9. In the present case, we have perused the  contents of the
notice.   It states that the subject land which is described in the notice was
reserved under reservation No.7 in the development plan with effect from
3
rd March 1989.  In the next paragraph, it is mentioned that for a period of
10 years no steps have been taken in accordance with the provisions of Act
of 1966 and the Land Acquisition Act, 1984.     The petitioners further
stated   in   the   said   notice   that   in   these   circumstances,   the   reservation
concerning the subject land gets  lapsed.   In the last paragraph, it is stated
that necessary steps be taken for cancellation of reservation and note be
taken accordingly.    The said notice is dated 2nd February 2009.   Reading
of  this  notice  makes  it  very  clear  that it cannot  be  termed  as notice
contemplated under section 127 of the Act of 1966.   On the other hand,
the   record   placed   before   us   by   respondent   No.3   shows   that   certain
communications   were   exchanged   between   the   land   owners   and   the
appropriate   authority   for   purchasing   the   said   land   by   paying
compensation at market rate.   One of such communication is dated 10th
June 2000 addressed by the petitioners to the Chief Officer of respondent
No.3 and another dated 21st July 2000 addressed by the Chief Officer to
the petitioners.    By communication dated 1st March 2005, the petitioners
informed the Chief Officer that the subject land is owned by them and is a
tenanted property   which is to be acquired by the municipal council by
private   negotiations.       On   23rd  January   2008,   the   municipal   council
adopted resolution in respect of the subject land wherein it was decided
that as Special Economic Zone was to be created in Pen taluka there was
lot of demand to the properties which are situated in the municipal area.

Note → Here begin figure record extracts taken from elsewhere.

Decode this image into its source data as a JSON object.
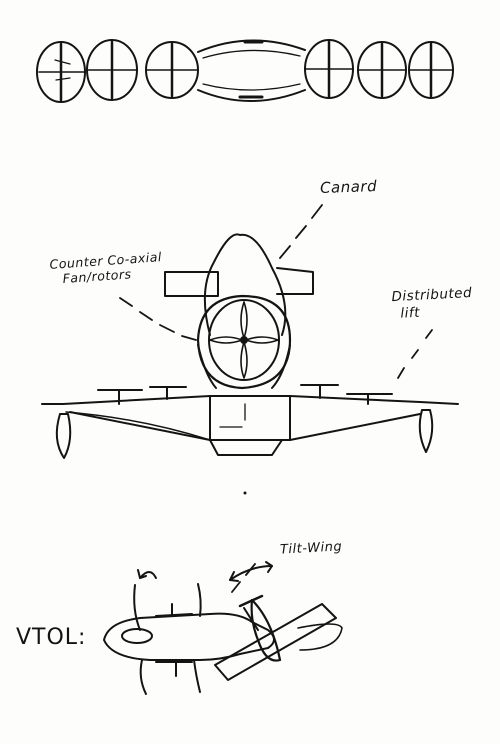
{
  "labels": {
    "canard": "Canard",
    "counter_line1": "Counter Co-axial",
    "counter_line2": "Fan/rotors",
    "distributed_line1": "Distributed",
    "distributed_line2": "lift",
    "tilt_wing": "Tilt-Wing",
    "vtol": "VTOL:"
  },
  "colors": {
    "ink": "#141414",
    "paper": "#fdfdfb"
  }
}
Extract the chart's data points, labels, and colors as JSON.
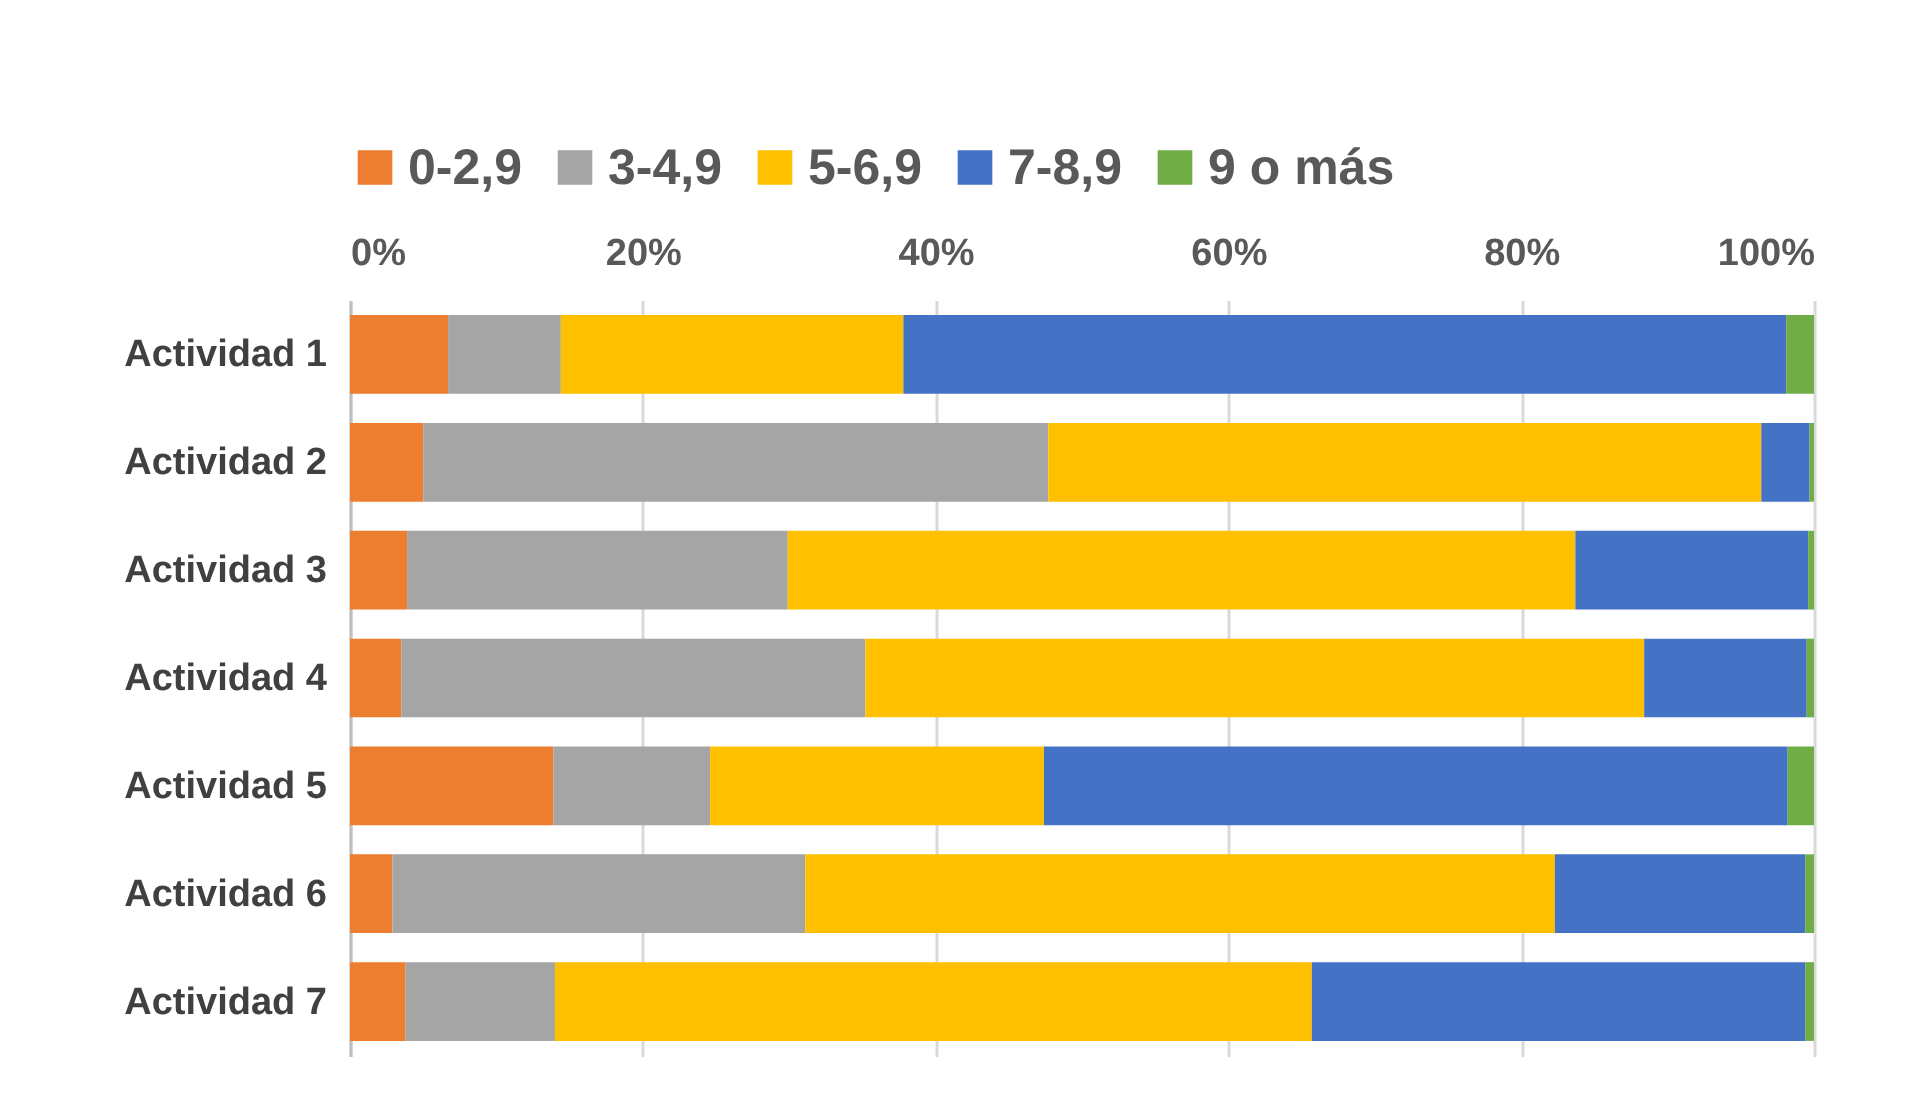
{
  "chart_data": {
    "type": "bar",
    "orientation": "horizontal",
    "stacked": true,
    "categories": [
      "Actividad 1",
      "Actividad 2",
      "Actividad 3",
      "Actividad 4",
      "Actividad 5",
      "Actividad 6",
      "Actividad 7"
    ],
    "series": [
      {
        "name": "0-2,9",
        "color": "#ed7d31",
        "values": [
          6.7,
          5.0,
          3.9,
          3.5,
          13.9,
          2.9,
          3.8
        ]
      },
      {
        "name": "3-4,9",
        "color": "#a5a5a5",
        "values": [
          7.7,
          42.7,
          26.0,
          31.7,
          10.7,
          28.2,
          10.2
        ]
      },
      {
        "name": "5-6,9",
        "color": "#ffc000",
        "values": [
          23.4,
          48.7,
          53.8,
          53.2,
          22.8,
          51.2,
          51.7
        ]
      },
      {
        "name": "7-8,9",
        "color": "#4472c4",
        "values": [
          60.3,
          3.3,
          15.9,
          11.1,
          50.8,
          17.1,
          33.7
        ]
      },
      {
        "name": "9 o más",
        "color": "#70ad47",
        "values": [
          1.9,
          0.3,
          0.4,
          0.5,
          1.8,
          0.6,
          0.6
        ]
      }
    ],
    "xlim": [
      0,
      100
    ],
    "xticks": [
      {
        "value": 0,
        "label": "0%"
      },
      {
        "value": 20,
        "label": "20%"
      },
      {
        "value": 40,
        "label": "40%"
      },
      {
        "value": 60,
        "label": "60%"
      },
      {
        "value": 80,
        "label": "80%"
      },
      {
        "value": 100,
        "label": "100%"
      }
    ],
    "grid": "x",
    "legend": "top"
  }
}
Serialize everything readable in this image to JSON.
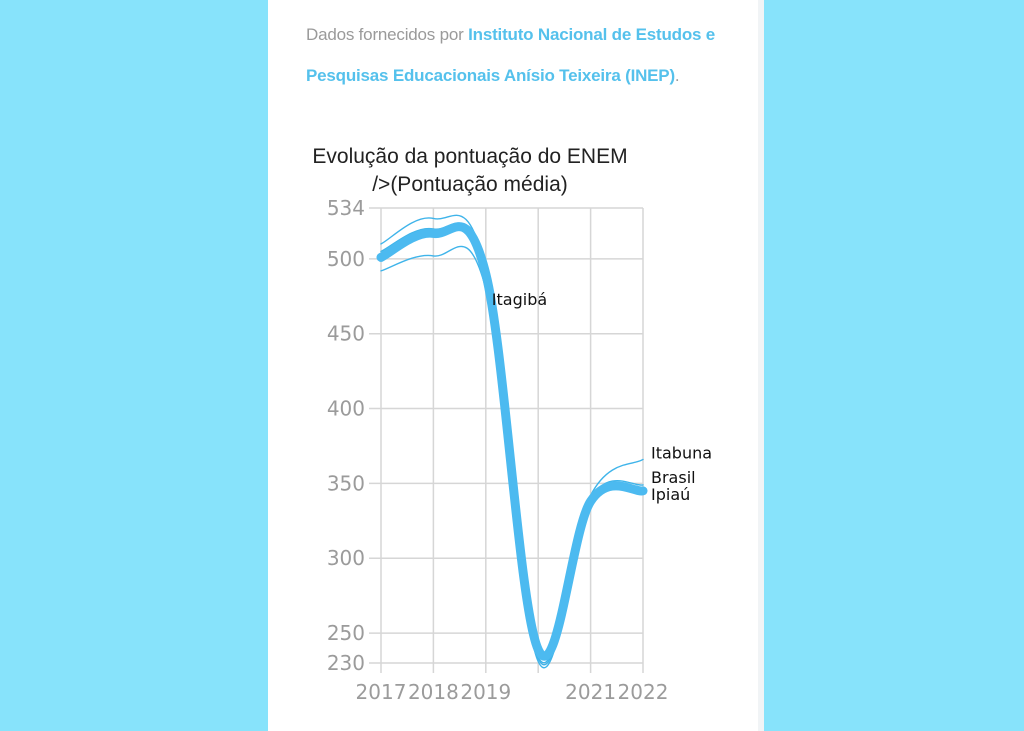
{
  "source": {
    "prefix": "Dados fornecidos por",
    "org": "Instituto Nacional de Estudos e Pesquisas Educacionais Anísio Teixeira (INEP)",
    "suffix": "."
  },
  "colors": {
    "background": "#87e3fb",
    "accent": "#55c1ec",
    "thin_series": "#3fb4ea",
    "main_series": "#4cbaf0",
    "grid": "#d6d6d6"
  },
  "chart_data": {
    "type": "line",
    "title_lines": [
      "Evolução da pontuação do ENEM",
      "/>(Pontuação média)"
    ],
    "xlabel": "",
    "ylabel": "",
    "x": [
      2017,
      2018,
      2019,
      2020,
      2021,
      2022
    ],
    "x_tick_labels": [
      "2017",
      "2018",
      "2019",
      "",
      "2021",
      "2022"
    ],
    "ylim": [
      230,
      534
    ],
    "y_ticks": [
      230,
      250,
      300,
      350,
      400,
      450,
      500,
      534
    ],
    "grid": true,
    "series": [
      {
        "name": "Itabuna",
        "values": [
          510,
          527,
          493,
          231,
          342,
          366
        ],
        "emphasis": false
      },
      {
        "name": "Brasil",
        "values": [
          505,
          520,
          491,
          233,
          340,
          349
        ],
        "emphasis": false
      },
      {
        "name": "Itagibá",
        "values": [
          492,
          502,
          480,
          234,
          338,
          345
        ],
        "emphasis": false
      },
      {
        "name": "Ipiaú",
        "values": [
          501,
          517,
          490,
          239,
          338,
          345
        ],
        "emphasis": true
      }
    ],
    "annotations": [
      {
        "text": "Itagibá",
        "series": "Itagibá"
      },
      {
        "text": "Itabuna",
        "series": "Itabuna"
      },
      {
        "text": "Brasil",
        "series": "Brasil"
      },
      {
        "text": "Ipiaú",
        "series": "Ipiaú"
      }
    ]
  }
}
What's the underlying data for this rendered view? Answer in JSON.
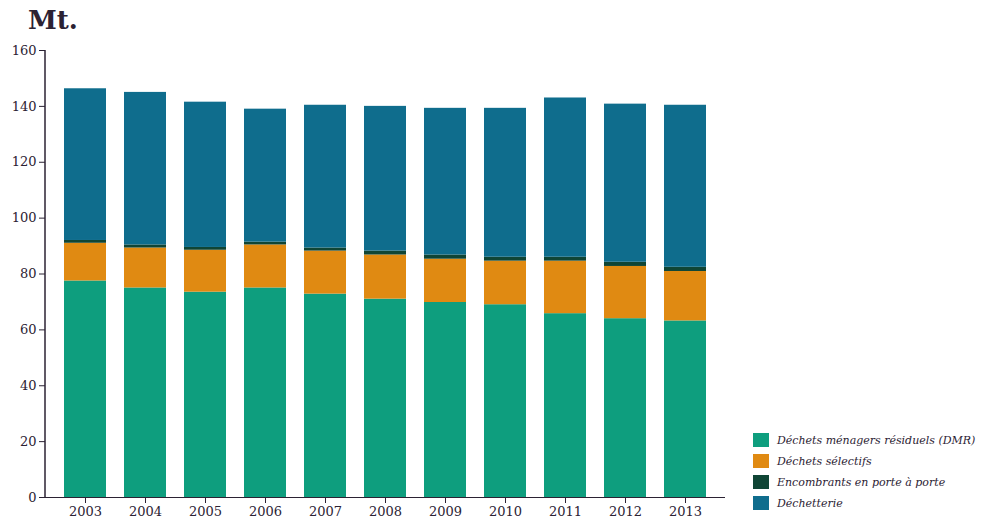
{
  "chart_data": {
    "type": "bar",
    "stacked": true,
    "ylabel": "Mt.",
    "categories": [
      "2003",
      "2004",
      "2005",
      "2006",
      "2007",
      "2008",
      "2009",
      "2010",
      "2011",
      "2012",
      "2013"
    ],
    "series": [
      {
        "name": "Déchets ménagers résiduels (DMR)",
        "color": "#0e9e7e",
        "values": [
          77.5,
          75,
          73.5,
          75,
          72.8,
          71,
          69.8,
          69,
          65.8,
          64,
          63.2
        ]
      },
      {
        "name": "Déchets sélectifs",
        "color": "#e08a12",
        "values": [
          13.5,
          14.3,
          15,
          15.4,
          15.4,
          15.8,
          15.5,
          15.6,
          18.8,
          18.7,
          17.7
        ]
      },
      {
        "name": "Encombrants en porte à porte",
        "color": "#0f4535",
        "values": [
          1,
          1.1,
          1,
          1,
          1.1,
          1.4,
          1.5,
          1.4,
          1.4,
          1.5,
          1.5
        ]
      },
      {
        "name": "Déchetterie",
        "color": "#0f6d8d",
        "values": [
          54.3,
          54.6,
          52,
          47.6,
          51.1,
          51.8,
          52.5,
          53.3,
          57,
          56.6,
          58
        ]
      }
    ],
    "ylim": [
      0,
      160
    ],
    "yticks": [
      0,
      20,
      40,
      60,
      80,
      100,
      120,
      140,
      160
    ],
    "grid": false,
    "legend": "bottom-right"
  }
}
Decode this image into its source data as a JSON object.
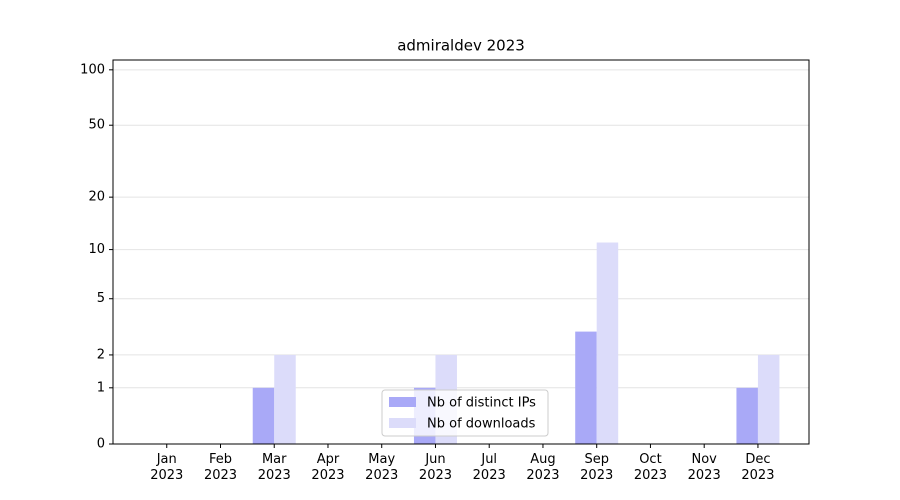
{
  "chart_data": {
    "type": "bar",
    "title": "admiraldev 2023",
    "categories": [
      "Jan\n2023",
      "Feb\n2023",
      "Mar\n2023",
      "Apr\n2023",
      "May\n2023",
      "Jun\n2023",
      "Jul\n2023",
      "Aug\n2023",
      "Sep\n2023",
      "Oct\n2023",
      "Nov\n2023",
      "Dec\n2023"
    ],
    "series": [
      {
        "name": "Nb of distinct IPs",
        "color": "#a9a9f7",
        "values": [
          0,
          0,
          1,
          0,
          0,
          1,
          0,
          0,
          3,
          0,
          0,
          1
        ]
      },
      {
        "name": "Nb of downloads",
        "color": "#dcdcfa",
        "values": [
          0,
          0,
          2,
          0,
          0,
          2,
          0,
          0,
          11,
          0,
          0,
          2
        ]
      }
    ],
    "yscale": "log1p",
    "ylim": [
      0,
      113
    ],
    "yticks": [
      0,
      1,
      2,
      5,
      10,
      20,
      50,
      100
    ],
    "grid": true,
    "legend": "lower center"
  }
}
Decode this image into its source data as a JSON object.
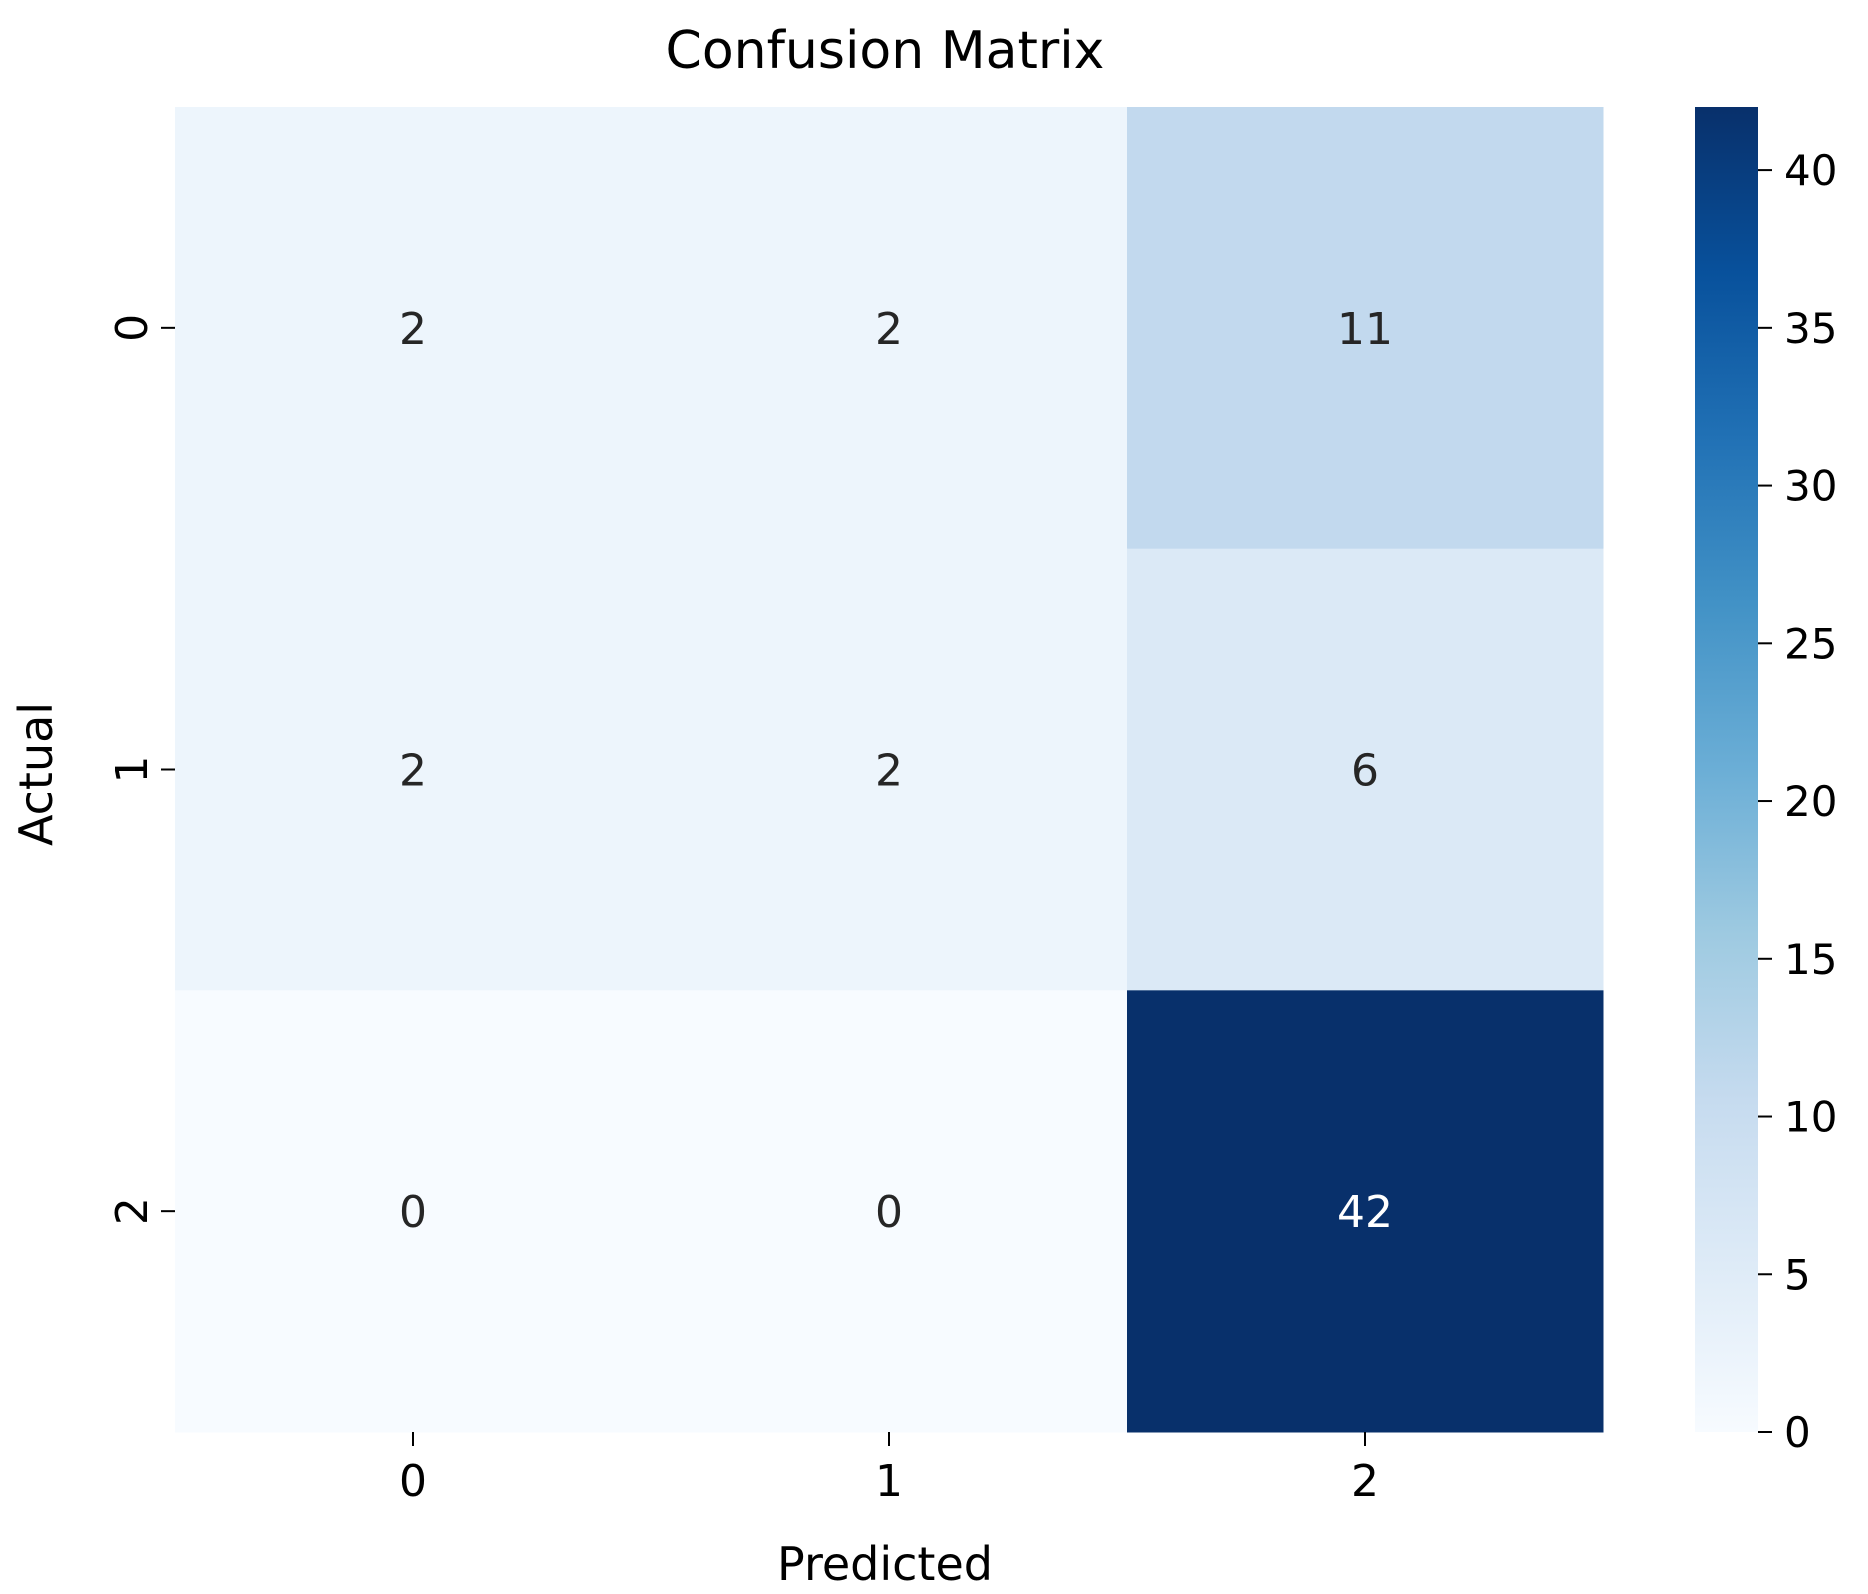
{
  "chart_data": {
    "type": "heatmap",
    "title": "Confusion Matrix",
    "xlabel": "Predicted",
    "ylabel": "Actual",
    "x_categories": [
      "0",
      "1",
      "2"
    ],
    "y_categories": [
      "0",
      "1",
      "2"
    ],
    "values": [
      [
        2,
        2,
        11
      ],
      [
        2,
        2,
        6
      ],
      [
        0,
        0,
        42
      ]
    ],
    "colormap": "Blues",
    "colorbar": {
      "min": 0,
      "max": 42,
      "ticks": [
        0,
        5,
        10,
        15,
        20,
        25,
        30,
        35,
        40
      ],
      "tick_labels": [
        "0",
        "5",
        "10",
        "15",
        "20",
        "25",
        "30",
        "35",
        "40"
      ]
    },
    "colors": {
      "low": "#f7fbff",
      "high": "#08306b",
      "text_dark": "#262626",
      "text_light": "#ffffff"
    }
  }
}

Therefore the land owners i.e. the petitioners herein were not inclined to

hand over the land to the municipal council  by  private negotiations.  This
correspondence further shows intention of the parties in respect of the
subject land.     Shri A.G.Girkar, the Assistant Director of Town Planning,
Alibaug   has   filed   affidavit ­in reply   on   behalf   of   respondent   No.1   and
requested that the writ petition be dismissed.   
10. In the facts, we are of the view that the subject notice does
not meet the requirements of the provisions of section 127 of the Act of
1966.   It  suffers from want of requisite details.   The issue raised herein is
squarely covered by the judgment of the Division Bench of this Court in
the case of   C.V.Shah & A.V.Bhat  (supra).     There is no merit in the
petition.   
11. Petition is dismissed.   Rule stands discharged.